5. Human & Social Investments
- Social protection programs: World Bank supported projects, allocating XAF 166 bn (~$35m additional), aim to assist 100,000+ vulnerable households.
- Energy access ambitions: Plans for Cameroon to become a Central African electricity hub are supported by IMF, World Bank, and AfDB—backing Nachtigal dam and cross-border grids (theguardianpostcameroon.com).
- Climate finance integration: Cameroon working with IMF, World Bank, and partners to embed climate resilience in its planning (en.wikipedia.org).
Outlook & Policy Implications
Cameroon enters 2025 with renewed growth momentum, anchored in consumption, infrastructure, and commodity resilience. But sustainable progress hinges on:
- Maintaining fiscal discipline, expanding tax bases, and reducing corruption to finance public goods.
- Ensuring political and security stability, especially in the lead-up to elections.
- Strengthening climate adaptation and finance to safeguard agricultural and environmental stability.
- Leveraging regional energy integration, such as growing links with Nigeria’s Dangote refinery.
If Cameroon successfully implements structural reforms—especially in public finance, energy, tax compliance, and climate resilience—it could lift growth toward the 4–4.5% range until 2027, improve debt sustainability, and enhance living standards.

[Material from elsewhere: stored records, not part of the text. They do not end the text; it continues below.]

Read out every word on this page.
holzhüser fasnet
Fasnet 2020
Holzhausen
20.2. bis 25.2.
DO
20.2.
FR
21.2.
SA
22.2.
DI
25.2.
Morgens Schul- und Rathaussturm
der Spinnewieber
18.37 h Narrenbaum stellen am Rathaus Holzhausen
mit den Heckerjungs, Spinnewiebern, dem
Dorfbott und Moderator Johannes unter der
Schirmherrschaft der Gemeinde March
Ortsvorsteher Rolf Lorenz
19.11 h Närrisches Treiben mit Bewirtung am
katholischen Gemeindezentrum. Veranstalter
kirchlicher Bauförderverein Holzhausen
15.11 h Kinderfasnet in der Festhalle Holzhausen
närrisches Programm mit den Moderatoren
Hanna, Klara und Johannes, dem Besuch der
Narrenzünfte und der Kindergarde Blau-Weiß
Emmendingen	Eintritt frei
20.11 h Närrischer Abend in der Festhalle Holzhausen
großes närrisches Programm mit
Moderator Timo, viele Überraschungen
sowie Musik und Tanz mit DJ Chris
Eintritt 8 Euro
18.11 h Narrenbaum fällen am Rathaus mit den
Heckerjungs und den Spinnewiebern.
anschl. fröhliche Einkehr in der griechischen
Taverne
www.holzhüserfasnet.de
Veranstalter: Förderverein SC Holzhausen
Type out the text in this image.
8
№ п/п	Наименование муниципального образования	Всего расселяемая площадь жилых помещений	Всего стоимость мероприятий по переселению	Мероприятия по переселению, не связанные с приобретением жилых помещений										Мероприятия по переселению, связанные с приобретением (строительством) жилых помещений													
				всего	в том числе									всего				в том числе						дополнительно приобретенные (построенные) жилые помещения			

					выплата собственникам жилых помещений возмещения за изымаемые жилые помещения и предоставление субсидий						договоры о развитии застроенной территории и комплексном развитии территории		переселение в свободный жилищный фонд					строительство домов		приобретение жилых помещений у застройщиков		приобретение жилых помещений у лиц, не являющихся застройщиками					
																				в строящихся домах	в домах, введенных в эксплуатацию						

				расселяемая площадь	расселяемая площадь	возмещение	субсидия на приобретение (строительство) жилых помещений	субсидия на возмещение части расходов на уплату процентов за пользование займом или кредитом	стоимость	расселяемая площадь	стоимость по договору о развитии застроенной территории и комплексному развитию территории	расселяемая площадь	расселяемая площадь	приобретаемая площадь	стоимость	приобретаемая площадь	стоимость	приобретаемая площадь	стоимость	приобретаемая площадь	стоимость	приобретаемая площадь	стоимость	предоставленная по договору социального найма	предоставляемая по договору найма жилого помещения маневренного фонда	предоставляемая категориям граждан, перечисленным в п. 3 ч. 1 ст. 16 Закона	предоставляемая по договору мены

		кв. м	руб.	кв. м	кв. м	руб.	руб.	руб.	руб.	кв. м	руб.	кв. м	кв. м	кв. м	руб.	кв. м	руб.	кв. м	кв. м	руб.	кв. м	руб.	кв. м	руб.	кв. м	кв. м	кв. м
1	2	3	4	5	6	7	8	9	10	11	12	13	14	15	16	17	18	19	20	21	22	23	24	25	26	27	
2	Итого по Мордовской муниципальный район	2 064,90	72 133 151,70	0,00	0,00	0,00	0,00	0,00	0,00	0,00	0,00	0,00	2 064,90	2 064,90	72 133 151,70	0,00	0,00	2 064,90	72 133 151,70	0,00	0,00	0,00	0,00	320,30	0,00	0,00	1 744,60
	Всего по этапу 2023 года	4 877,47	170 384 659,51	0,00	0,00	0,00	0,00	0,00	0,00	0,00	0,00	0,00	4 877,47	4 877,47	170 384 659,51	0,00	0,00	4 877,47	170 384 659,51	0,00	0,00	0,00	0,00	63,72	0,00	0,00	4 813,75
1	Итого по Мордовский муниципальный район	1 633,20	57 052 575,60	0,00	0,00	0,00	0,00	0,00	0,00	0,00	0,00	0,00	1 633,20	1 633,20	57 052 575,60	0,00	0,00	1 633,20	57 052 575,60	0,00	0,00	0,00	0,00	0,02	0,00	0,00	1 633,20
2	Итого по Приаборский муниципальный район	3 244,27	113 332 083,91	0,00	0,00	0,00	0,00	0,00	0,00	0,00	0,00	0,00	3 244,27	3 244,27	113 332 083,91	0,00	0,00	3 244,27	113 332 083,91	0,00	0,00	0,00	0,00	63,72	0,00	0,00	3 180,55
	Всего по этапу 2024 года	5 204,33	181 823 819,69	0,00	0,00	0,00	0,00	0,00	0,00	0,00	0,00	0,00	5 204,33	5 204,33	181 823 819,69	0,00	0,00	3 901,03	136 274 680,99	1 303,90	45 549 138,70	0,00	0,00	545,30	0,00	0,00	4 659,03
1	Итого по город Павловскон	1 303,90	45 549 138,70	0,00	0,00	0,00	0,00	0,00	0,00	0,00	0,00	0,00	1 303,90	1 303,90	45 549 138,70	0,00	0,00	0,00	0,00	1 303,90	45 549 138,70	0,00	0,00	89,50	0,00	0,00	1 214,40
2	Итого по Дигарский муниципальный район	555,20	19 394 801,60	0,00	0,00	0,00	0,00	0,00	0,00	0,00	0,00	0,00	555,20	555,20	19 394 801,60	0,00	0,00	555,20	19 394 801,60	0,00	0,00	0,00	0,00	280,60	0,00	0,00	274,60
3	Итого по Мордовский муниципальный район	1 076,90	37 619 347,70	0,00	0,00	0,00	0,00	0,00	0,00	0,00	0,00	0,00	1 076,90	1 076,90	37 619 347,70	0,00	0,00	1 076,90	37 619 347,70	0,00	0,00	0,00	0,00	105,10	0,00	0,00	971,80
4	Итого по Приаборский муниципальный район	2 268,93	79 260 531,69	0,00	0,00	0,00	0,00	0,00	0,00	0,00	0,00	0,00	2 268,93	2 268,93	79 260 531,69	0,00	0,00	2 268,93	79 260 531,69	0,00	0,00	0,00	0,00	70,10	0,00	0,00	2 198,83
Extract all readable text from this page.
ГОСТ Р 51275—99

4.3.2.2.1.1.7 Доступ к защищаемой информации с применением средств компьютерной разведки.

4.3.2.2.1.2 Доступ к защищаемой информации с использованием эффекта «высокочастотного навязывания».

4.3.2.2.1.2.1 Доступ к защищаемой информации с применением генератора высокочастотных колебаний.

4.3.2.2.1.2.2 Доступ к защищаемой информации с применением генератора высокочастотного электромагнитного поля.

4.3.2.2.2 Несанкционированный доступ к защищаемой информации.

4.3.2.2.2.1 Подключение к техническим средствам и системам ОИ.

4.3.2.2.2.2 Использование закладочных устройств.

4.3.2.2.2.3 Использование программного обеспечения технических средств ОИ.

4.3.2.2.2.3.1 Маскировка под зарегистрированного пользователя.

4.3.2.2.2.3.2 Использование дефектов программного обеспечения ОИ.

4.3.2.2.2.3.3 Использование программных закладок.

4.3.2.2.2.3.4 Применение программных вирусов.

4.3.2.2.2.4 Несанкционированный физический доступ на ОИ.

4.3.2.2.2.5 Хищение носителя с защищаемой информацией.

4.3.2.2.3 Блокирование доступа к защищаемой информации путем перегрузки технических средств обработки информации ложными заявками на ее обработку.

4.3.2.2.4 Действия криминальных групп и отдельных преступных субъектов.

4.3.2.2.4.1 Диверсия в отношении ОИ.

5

Yet uncertainty remains: electoral politics, conflict zones, governance issues, and external headwinds could derail progress. The challenge will be converting short-term economic momentum into inclusive, long-term prosperity beyond election cycles.
What to Monitor Next
- IMF Executive Board’s approval of ongoing financing reviews and new disbursements.
- Infrastructure milestones, especially the Nachtigal dam output and Kribi phase II.
- Tax reform rollouts, including BEPS compliance and forestry sector revenue efforts.
- Fuel price trends, potentially affected by Dangote–Cameroon energy ties.
- Election-related fiscal transparency, and any signs of fiscal slippage or unrest.
In summary, Cameroon in 2025 is poised for growth—but turning forecasts into lasting dividends depends on political, fiscal, and structural reform execution amid a complex domestic and global landscape.